M. P. : La filière élevage et viande représente plus de 500 000 emplois directs ou indirects en France. Elle est en constant recrutement et ce, au sein de presque tous les maillons. C’est le cas en élevage, où le vieillissement des chefs d’exploitation et le renouvellement des générations ouvrent des besoins d’installation de jeunes éleveurs. Les offres sont nombreuses dans les entreprises de commerce et de transport des animaux et dans celles de l’abattage/découpe. Les besoins en main-d’oeuvre qualifiée sont importants dans l’abattage et les cadres sont très recherchés dans la transformation des viandes.

À noter que de nouveaux métiers apparaissent dans chaque domaine de la filière. Que ce soit en élevage, dans la mise en marché ou dans la transformation, les nouvelles réglementations environnementales et de bien-être animal se traduisent par la création de fonctions : technicien et ingénieur chargé de diagnostics environnementaux, responsable protection animale dans les abattoirs. Dans la transformation, l’arrivée d’outils d’assistance technique et la robotisation nécessitent désormais l’embauche de techniciens qualifiés dans l’usage de ces nouveaux équipements.

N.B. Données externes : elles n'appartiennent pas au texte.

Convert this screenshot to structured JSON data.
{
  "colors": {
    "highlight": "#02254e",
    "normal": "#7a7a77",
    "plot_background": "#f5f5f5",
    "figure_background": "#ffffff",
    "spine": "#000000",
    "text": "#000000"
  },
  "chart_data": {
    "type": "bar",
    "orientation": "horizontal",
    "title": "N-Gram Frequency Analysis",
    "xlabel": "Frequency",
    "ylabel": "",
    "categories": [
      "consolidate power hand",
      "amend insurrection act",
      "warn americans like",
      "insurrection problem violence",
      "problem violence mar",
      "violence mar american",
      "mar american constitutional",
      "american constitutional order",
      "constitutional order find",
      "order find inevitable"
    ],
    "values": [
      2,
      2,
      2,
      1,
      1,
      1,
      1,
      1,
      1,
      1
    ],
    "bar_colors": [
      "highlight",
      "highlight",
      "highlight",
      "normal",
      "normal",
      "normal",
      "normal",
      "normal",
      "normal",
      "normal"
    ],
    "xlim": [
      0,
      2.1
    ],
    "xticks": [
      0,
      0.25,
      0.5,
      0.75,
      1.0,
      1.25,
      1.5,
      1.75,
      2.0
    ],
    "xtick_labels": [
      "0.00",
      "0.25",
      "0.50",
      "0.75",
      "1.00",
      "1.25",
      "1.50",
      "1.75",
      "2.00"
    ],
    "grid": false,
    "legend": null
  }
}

Les modes de vie changent, tout comme les comportements alimentaires des Français, qui privilégient de plus en plus une consommation modérée de viande, voire une alimentation sans viande. Quelle est la réponse des professionnels de la filière à ces nouveaux comportements ?
M. P. : Ce constat, les professionnels de la filière élevage et viande, réunis au sein d’Interbev, l’ont fait depuis plusieurs années et ils se sont engagés à répondre à ces nouveaux enjeux de durabilité. D’une part, grâce à leur démarche collective de responsabilité sociétale, le pacte pour un engagement sociétal destiné à intégrer toujours mieux les attentes de la société. Cette démarche permet de structurer les différentes avancées et d’apporter aux consommateurs des garanties sur l’évolution de nos pratiques en matière de préservation de l’environnement et des territoires, de bien-être, de protection et de santé des animaux, de respect des salariés, de qualité de l’alimentation, de la nutrition et de l’information des consommateurs. D’autre part, par le biais de la montée en gamme des viandes de l’interprofession, qui est l’un des objectifs des plans de filière issus des états généraux de l’alimentation, comme dit précédemment.

Pour le faire savoir, l’interprofession a lancé, en 2019, une campagne de communication collective portée par le slogan « Aimez la viande, mangez-en mieux », signée « Naturellement Flexitariens ». Elle puise son fondement dans une profonde conviction : des éleveurs aux consommateurs, nous pouvons tous avoir un impact positif sur le terroir comme sur notre santé, en mangeant la juste quantité d’une viande de qualité et en consommant mieux. Cette campagne vise à lancer un dialogue sincère avec les consommateurs et à leur montrer en quoi la filière élevage et viande a un rôle central à̀ jouer pour mieux nourrir les Français dans le respect de la planète et du vivant : des Français qui sont « naturellement flexitariens ».

—— PROPOS RECUEILLIS PAR Danielle BODIOU (Tribune Verte 2921)
(1) Bovins, veaux, ovins, équins et caprins.